The former Museum of Contemporary Art curator is explaining the Gross National Happiness index, which the Himalayan kingdom of Bhutan developed when it realized that GNP measures economic advancement but not its citizens’ true well-being. Van Eck hopes her Happiness Project contributes to a similar paradigm shift in Chicago. She recruited an impressive group of local artists—many of whom she met during her 13 years at the MCA, which she left June 3—to stage installations and performances throughout November. The artists ask viewers to think about what brings us joy, and what would make our neighborhoods better places to live and work.
One neighborhood Van Eck has in mind is Edgewater, where she founded 6018 NORTH (6018 N Kenmore Ave), a three-story house that will be a live/work venue for sound art, performance art and installations once she finishes repairing the flood-damaged structure. In January, IIT professor Eva Kultermann and her architecture students will renovate the house, testing various green-building methods.
A few blocks away, in a temporary gallery at 1130 West Thorndale Avenue, artist Kirsten Leenaars’s video project Under Construction invites passersby to weigh in on Ald. Harry Osterman’s forthcoming master plan for the 48th Ward. Visitors can act out scripts derived from Leenaars’s interviews with Osterman and longtime residents, or offer their own opinions on how the ward should evolve.
Leenaars discovered that much of what the alderman does “is very hands-on,” she recalls. “Sometimes the happiness of people in communities comes down to filling potholes or making sure a street is safe.”
Most Happiness Project initiatives don’t tackle politics directly. Participants in Amber Ginsburg and Lia Rousset’s Tapping into Happiness don tap shoes and dance in a Pop-Up Art Loop storefront (23 E Madison St) that houses a group exhibition. At Logan Square’s Comfort Station (2579 N Milwaukee Ave), Jennifer Mills curated “Dealing with New Demands,” an exhibition of almost 200 artworks that cost less than $20 apiece—in some cases, much less. “It’s championing a different attitude in the art world,” Mills tells me. The recent SAIC M.F.A. has organized two similar shows, and finds that viewers engage with art more deeply when they know they could actually take it home. “Bringing joy and humor and play back to the scene is really important to me,” she adds.
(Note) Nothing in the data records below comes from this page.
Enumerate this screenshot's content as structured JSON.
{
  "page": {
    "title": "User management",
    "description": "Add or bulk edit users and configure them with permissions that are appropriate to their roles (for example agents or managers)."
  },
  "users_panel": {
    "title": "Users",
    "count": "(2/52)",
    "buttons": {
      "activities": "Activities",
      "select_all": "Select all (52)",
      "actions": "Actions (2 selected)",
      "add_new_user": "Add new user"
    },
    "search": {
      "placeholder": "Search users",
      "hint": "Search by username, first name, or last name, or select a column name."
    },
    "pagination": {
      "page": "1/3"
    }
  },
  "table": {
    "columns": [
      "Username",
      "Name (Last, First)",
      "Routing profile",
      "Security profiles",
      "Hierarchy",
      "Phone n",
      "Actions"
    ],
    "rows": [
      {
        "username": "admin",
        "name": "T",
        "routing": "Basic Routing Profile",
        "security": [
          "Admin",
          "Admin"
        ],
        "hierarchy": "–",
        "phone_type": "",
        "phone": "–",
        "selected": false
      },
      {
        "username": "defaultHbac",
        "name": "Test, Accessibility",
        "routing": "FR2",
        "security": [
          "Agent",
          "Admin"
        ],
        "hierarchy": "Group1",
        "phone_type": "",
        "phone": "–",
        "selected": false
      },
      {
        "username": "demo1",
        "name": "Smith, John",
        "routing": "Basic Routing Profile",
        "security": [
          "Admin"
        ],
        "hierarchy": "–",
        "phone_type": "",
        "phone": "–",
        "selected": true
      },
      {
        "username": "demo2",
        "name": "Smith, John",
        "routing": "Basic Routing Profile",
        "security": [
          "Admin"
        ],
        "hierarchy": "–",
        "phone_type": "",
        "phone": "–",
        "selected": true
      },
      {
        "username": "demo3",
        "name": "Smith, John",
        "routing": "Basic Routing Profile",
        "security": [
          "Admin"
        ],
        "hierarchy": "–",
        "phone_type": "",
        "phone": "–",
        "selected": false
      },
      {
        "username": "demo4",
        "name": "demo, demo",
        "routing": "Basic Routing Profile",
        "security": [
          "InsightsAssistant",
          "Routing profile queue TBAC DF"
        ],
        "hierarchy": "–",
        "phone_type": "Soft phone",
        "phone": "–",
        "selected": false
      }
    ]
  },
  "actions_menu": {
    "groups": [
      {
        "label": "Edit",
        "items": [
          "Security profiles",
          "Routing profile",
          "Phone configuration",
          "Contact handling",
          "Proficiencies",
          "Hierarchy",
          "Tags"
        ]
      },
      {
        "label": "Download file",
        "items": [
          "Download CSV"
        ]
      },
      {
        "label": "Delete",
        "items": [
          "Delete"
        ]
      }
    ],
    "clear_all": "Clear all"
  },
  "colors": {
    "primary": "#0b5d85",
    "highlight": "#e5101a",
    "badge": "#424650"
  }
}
Says Van Eck, “So many of the works in the show are about bringing people together to have fun, to play together, but some of them are pointed, to really discuss things.” She hopes the dialogue generated by the Happiness Project influences the Chicago Cultural Plan, which the city plans to publish in May 2012. (Mayor Harold Washington issued the last Chicago Cultural Plan—in 1986.)
“I don’t know if [Mayor Rahm Emanuel] is going to pay any attention to it,” Van Eck admits. But her determination tends to pay off: 6018 NORTH realizes a dream she’s had for 15 years. As a home for avant-garde art, this venture could make a lot of Chicagoans very happy.